Graham is considered one of the greatest not just because of his published investing books but also by producing results that speak for themselves. His investment company consistently beat the market for two decades between 1936 to 1956. And as a result, the company’s financial statements recorded over 8% more than the market average.
Still abiding by his foundational investment principles, Warren Buffet formed his first partnership. He accomplished an annual return of 31.6% without incurring any loss.
As a believer in riding for the long haul, he had some tenets he strictly followed throughout his life. These principles have also been passed on to his protégés and many followers. They include:
Warren Buffet famously illustrated margin of safety as an investment strategy using an analogy.
He compared investing with a margin of safety to driving a 10,000-pound truck over a bridge with a 30,000-pound carrying capacity. This strategy is the notion of buying an asset at a considerable discount to its inherent value.
As a principle, Graham recommends buying dividend stock at a price lower than it is usually sold. If at all a poor decision is made or there is a market downtime, you will have incurred loss from a broader perspective.

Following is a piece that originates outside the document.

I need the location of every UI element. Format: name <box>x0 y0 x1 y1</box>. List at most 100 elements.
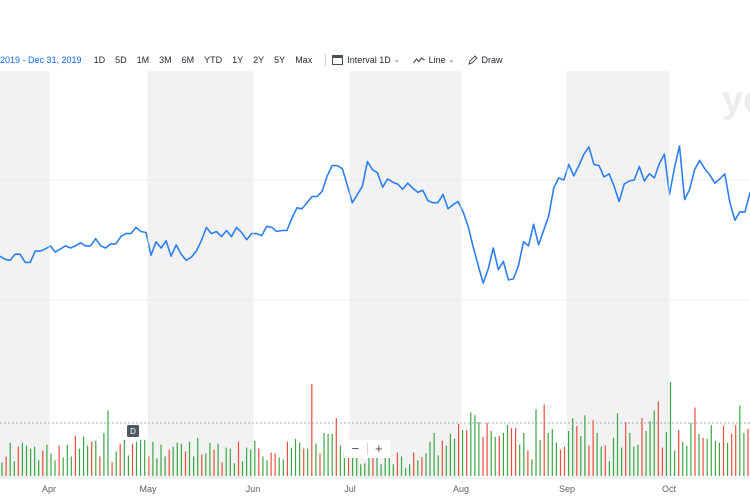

Calculating the Real Worth of Stocks
Before buying any stock, Benjamin Graham would always calculate its intrinsic value using an old formula. It goes;
V = EPS x (8.5 + 2g)
V = Intrinsic value
EPS = Earnings per share
8.5 = price per earnings ratio of a zero growth stock
G = growth rate
After calculating the intrinsic value of the stock, he proceeds to determine the percentage of its margin of safety.
Ps: Every component of the equation can be derived from the financial statements of the company.
The stock market is volatile and prices are constantly fluctuating. Rather than fleeing the market during times of price volatility, Graham teaches staying put and expecting to profit from it. An astute investor utilizes price changes as an opportunity window for buying more assets at a bargain price.
Furthermore, market movements should not be reason enough to make emotional financial decisions. Instead, assess the business value, buy low, and sell high.
The detrimental consequences of market volatility can be alleviated in two ways.
Dollar-Cost Averaging: It is the act of purchasing an investment in an equal dollar amount at regular intervals. For example, investing $50 monthly in a particular stock until the desired price set is reached. It allows an investor to buy at different price points rather than at a particular peak price. It is the perfect answer to the question, “when to buy a stock?”
Portfolio Balancing: Graham believes it is essential to balance your portfolio between stocks and bonds to protect your money during times of market down times. His idea was to protect money first and then strive to develop it. As a rule, he believes 25% of your money should go into investing in stocks and bonds. However, this percentage may vary depending on market conditions.
Graham believes that you must be self-aware as an investor. So he created a contrast between categories of investors.
Enterprising and Defensive Investors: Graham famously categories every investor into two broad groups. According to him, everyone in the stock market falls into one of the two groups; the enterprising and the defensive investor. The enterprising investor is active and devotes a significant amount of time and effort to research. He attends the meetings, looks through the financial statements, etc., just to become skilled.
On the other hand, the defensive investor is passive and puts much less work into researching. As his standing principle, the more work you put into investing, the higher your projected return. He recommends that investing in indexes is the best way to make passive income from the stock market as a defensive investor.
Speculators versus Investors: An investor considers himself a part-owner of the business, while a speculator sees the stock market as another gambling opportunity.
It is imperative to distinguish a company’s stock price from its value. A stock price is volatile, and it fluctuates based on several factors. However, in reality, the actual underlying value of a business is mostly stable. Therefore, an intelligent investor must learn to take advantage of the price volatility and business stability.
Investing in a dividend stock or company you love is not enough. An investor must have a grasp of the company’s basics. Graham himself consistently applied this principle to his investments. Before buying any stock, he referenced it with a ten points checklist.
Graham’s investment principles, however relatively strict, produced consistent results in the stock market during his days. As old as it may seem, the principles of value investing still has its relevance in today’s market. Warren Buffet and countless other investors who follow his principles can boast of the Benjamin Graham way results.